Anthony F. Garito

Last updated
Anthony F. Garito
Born
Anthony Frank Garito

New Rochelle, New York, United States
Died1 November 2006 (aged 67)
Radnor, Pennsylvania, United States
Alma mater Columbia University
University of Pennsylvania
Awards APS Fellow (1998)
Scientific career
Fields Solid state physics
Institutions University of Pennsylvania
Doctoral students Mark G. Kuzyk

Anthony Frank Garito (died 1 November 2006) was an American physicist and Professor Emeritus of Physics at the University of Pennsylvania.

Contents

Biography

Garito was born in New Rochelle, New York. [1] He obtained a BS from Columbia University in 1962, and a PhD in chemistry from the University of Pennsylvania in 1968. [2]

In 1970, he joined the University of Pennsylvania as an assistant professor of physics, was promoted to associate professor in 1973, and to full professor in 1978. [2]

During this period, he served as a visiting scholar at the University of Paris in 1977 and at the Soviet Academy of Sciences in 1978. [1] He was also a visiting professor at the University of Southern California in 1984. [1] From 1986 to 1991, he was a team leader of the Molecular Device Research Team in the Frontier Materials Research Program at RIKEN in Japan. [3]

He was elected a Fellow of the American Physical Society in 1998 and became an emeritus professor in 2002. [2]
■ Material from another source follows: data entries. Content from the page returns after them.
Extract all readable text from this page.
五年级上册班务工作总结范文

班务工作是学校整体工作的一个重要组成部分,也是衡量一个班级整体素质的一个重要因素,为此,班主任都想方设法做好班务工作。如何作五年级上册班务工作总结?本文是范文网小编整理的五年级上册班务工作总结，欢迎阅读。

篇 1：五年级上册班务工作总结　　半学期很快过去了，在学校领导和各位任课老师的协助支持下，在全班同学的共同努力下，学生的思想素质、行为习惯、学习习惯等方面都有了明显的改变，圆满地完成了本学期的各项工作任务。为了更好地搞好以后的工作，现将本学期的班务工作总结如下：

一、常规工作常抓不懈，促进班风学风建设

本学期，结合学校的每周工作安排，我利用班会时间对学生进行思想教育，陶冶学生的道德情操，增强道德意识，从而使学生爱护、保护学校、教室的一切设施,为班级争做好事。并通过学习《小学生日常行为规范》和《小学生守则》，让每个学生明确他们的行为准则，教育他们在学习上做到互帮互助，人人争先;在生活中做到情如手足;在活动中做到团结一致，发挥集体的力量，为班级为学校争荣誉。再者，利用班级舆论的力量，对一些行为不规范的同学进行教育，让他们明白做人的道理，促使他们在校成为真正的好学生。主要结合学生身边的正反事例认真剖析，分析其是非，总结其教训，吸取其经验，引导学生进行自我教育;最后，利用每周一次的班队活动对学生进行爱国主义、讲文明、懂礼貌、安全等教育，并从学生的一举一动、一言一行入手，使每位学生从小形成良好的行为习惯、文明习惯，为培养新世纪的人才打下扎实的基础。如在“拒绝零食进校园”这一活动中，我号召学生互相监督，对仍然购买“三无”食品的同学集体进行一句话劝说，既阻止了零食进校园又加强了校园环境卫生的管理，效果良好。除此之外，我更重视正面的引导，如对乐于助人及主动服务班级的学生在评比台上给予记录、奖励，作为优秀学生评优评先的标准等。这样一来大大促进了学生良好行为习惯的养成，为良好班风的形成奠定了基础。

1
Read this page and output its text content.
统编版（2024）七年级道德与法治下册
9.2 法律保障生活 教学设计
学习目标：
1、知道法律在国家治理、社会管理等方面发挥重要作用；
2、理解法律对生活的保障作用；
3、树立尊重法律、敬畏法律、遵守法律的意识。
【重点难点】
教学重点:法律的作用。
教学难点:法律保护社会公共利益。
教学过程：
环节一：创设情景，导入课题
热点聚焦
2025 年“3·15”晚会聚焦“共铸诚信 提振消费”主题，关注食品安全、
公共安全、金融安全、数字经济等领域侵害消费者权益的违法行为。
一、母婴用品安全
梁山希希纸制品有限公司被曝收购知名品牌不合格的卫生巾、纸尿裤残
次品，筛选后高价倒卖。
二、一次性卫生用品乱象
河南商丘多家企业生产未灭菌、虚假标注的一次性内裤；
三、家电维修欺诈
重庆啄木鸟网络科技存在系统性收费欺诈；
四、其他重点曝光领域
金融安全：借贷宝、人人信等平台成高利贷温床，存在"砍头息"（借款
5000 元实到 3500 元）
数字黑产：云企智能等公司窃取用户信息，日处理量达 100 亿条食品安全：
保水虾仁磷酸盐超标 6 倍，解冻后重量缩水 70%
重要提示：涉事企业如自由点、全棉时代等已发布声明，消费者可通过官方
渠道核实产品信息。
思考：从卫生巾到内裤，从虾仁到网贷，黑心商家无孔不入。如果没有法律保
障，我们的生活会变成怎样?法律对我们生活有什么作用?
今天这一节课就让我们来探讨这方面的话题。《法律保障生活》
He died of lung cancer on 1 November 2006 at his home in Radnor, Pennsylvania. [4]

Research

His early research focused on organic charge-transfer complexes including collaborative work with Alan Heeger on TTF-TCNQ. [2] In 1973, almost simultaneously with the independent research by John P. Ferraris et al., [5] they reported a sharp increase in conductivity in TTF-TCNQ just before the Peierls transition, [6] which they interpreted as arising from superconducting fluctuations. Combined with the theory of exciton superconductivity by William A. Little, [7] the report attracted attention. [8] Although this interpretation was later shown to result from experimental artifacts, their works stimulated the field of organic conductors. [8] [9]

He also researched nonlinear optical phenomena occurring at fast and ultrafast time scales in organic crystals and polymers. [2] [4]

References

  1. 1 2 3 Jaques Cattell Press, ed. (1986). American Men & Women of Science. Vol. III (16th ed.). R. R. Bowker Co. p. 41.
  2. 1 2 3 4 5 "Death, Dr. Garito, Physics and Astronomy". Almanac. 53 (12). University of Pennsylvania. 2006.
  3. "Chapter 10: Science Technology -Deeping from the Atomic Level-" (PDF) (in Japanese). RIKEN. Retrieved 2025-12-19.
  4. 1 2 "Anthony Garito Obituary". Legacy. Retrieved 2025-12-17.
  5. Ferraris, John; Cowan, D. O.; Walatka, V.; Perlstein, J. H. (1973). "Electron transfer in a new highly conducting donor-acceptor complex". Journal of the American Chemical Society. 95 (3): 948–949. Bibcode:1973JAChS..95..948F. doi:10.1021/ja00784a066.
  6. Coleman, L.B.; Cohen, M.J.; Sandman, D.J.; Yamagishi, F.G.; Garito, A.F.; Heeger, A.J. (1973). "Superconducting fluctuations and the peierls instability in an organic solid". Solid State Communications. 12 (11): 1125–1132. doi:10.1016/0038-1098(73)90127-0.
  7. Little, W. A. (1964). "Possibility of Synthesizing an Organic Superconductor". Physical Review. 134: A1416 –A1424. Bibcode:1964PhRv..134.1416L. doi:10.1103/PhysRev.134.A1416.
  8. 1 2 Jerome, Denis; Bourbonnais, Claude (2024). "Quasi one-dimensional organic conductors: from Fröhlich conductivity and Peierls insulating state to magnetically-mediated superconductivity, a retrospective". Comptes Rendus. Physique. 25: 17–178. arXiv: 2311.03104 . Bibcode:2024CRPhy..25...17J. doi: 10.5802/crphys.164 .
  9. Poehler, T.O. (1976). "organic conductors" (PDF). APL Technical Digest. 15 (4): 13–21.